The government presented its position paper after the UN Working Group on Enforced or Involuntary Disappearances presented its annual report on Bangladesh to the 51st session of the Human Rights Council on Tuesday.
"Bangladesh has never shied away from embracing the international human rights obligations. In this spirit, we remain constructively engaged with the working group. We have shared information pertaining to almost all the cases of alleged enforced disappearances," reads Bangladesh's position paper, presented by Abdullah Al Forhad, second secretary at the permanent mission of Bangladesh to the UN in Geneva.
According to the working group's annual report, five new incidents of enforced disappearance in Bangladesh were reported to the group in the last one year, taking the number of cases being investigated by the UN body to 81.
The UN group wrote about the five cases to the government but is yet to receive a response.

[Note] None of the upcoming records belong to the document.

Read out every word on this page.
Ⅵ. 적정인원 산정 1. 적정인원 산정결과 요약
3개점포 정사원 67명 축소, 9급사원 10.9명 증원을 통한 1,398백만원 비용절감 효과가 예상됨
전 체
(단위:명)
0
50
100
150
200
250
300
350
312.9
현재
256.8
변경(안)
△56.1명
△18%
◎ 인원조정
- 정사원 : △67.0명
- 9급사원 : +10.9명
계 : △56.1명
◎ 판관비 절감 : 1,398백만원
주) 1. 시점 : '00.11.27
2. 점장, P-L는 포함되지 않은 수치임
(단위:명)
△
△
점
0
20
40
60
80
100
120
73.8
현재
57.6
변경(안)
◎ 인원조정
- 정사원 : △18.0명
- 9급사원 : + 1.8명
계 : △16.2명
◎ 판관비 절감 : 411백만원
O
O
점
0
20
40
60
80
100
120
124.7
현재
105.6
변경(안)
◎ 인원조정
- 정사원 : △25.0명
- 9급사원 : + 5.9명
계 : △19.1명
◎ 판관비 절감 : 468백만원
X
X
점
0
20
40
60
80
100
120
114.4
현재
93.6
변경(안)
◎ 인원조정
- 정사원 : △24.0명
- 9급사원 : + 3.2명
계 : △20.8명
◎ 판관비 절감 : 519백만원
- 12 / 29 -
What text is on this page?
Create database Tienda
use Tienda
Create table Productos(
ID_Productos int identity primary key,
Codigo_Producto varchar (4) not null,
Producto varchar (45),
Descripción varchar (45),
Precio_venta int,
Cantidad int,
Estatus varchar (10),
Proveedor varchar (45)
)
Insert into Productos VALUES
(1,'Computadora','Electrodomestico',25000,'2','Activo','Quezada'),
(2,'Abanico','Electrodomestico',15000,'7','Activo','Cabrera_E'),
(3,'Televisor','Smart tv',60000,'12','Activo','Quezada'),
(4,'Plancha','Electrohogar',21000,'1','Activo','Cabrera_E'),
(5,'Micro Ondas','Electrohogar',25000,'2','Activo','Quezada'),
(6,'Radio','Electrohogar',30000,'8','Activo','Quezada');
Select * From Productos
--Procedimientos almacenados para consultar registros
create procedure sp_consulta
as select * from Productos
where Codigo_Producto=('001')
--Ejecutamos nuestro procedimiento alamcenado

However, it welcomed the fact that Bangladesh provided substantive information on cases during the reporting period, which may lead to the clarification of eight outstanding cases.
The working group urged the authorities to redouble efforts to provide additional information, including replying to its related general allegation sent after its 125th session in September last year, with a view to clarifying all outstanding cases.
It also urged Bangladesh to launch independent and impartial investigations into the conduct of Rab, particularly concerning allegations of enforced disappearances perpetrated by its agents.
It said the government must ensure that relatives of disappeared persons, and human rights defenders and civil society organisations working on their behalf are protected from any threat, intimidation or reprisals.
The working group reiterated its interest in undertaking a visit to Bangladesh, as expressed in several communications transmitted since 2013.
Luciano Hazan, chair of the working group, stressed on the need to implement the recommendations of the Office of the High Commissioner for Human Rights, which include impartial, independent and transparent investigation into these allegations, accompanied by security sector reform.
Bangladesh, in its position paper, said in many cases the "perceived" victims reappeared, disproving the allegations of "enforced disappearance".
However, the government remains committed to ensuring that any individual reported missing be rescued with support and cooperation from their family members in due diligence with the legal framework.
"We further notice a worrying trend among 'miscreants' to use fake identity and disguise as law enforcement agency members to carry out criminal activities like 'abductions' or 'kidnappings'," it said.
The statement said Bangladesh regretted that there was a tendency by certain "vested quarters" to label all missing cases as enforced disappearance with a view to maligning the government and its positive achievements.
Hence, Bangladesh urged the working group to consider the complaints based on factual information and evidence.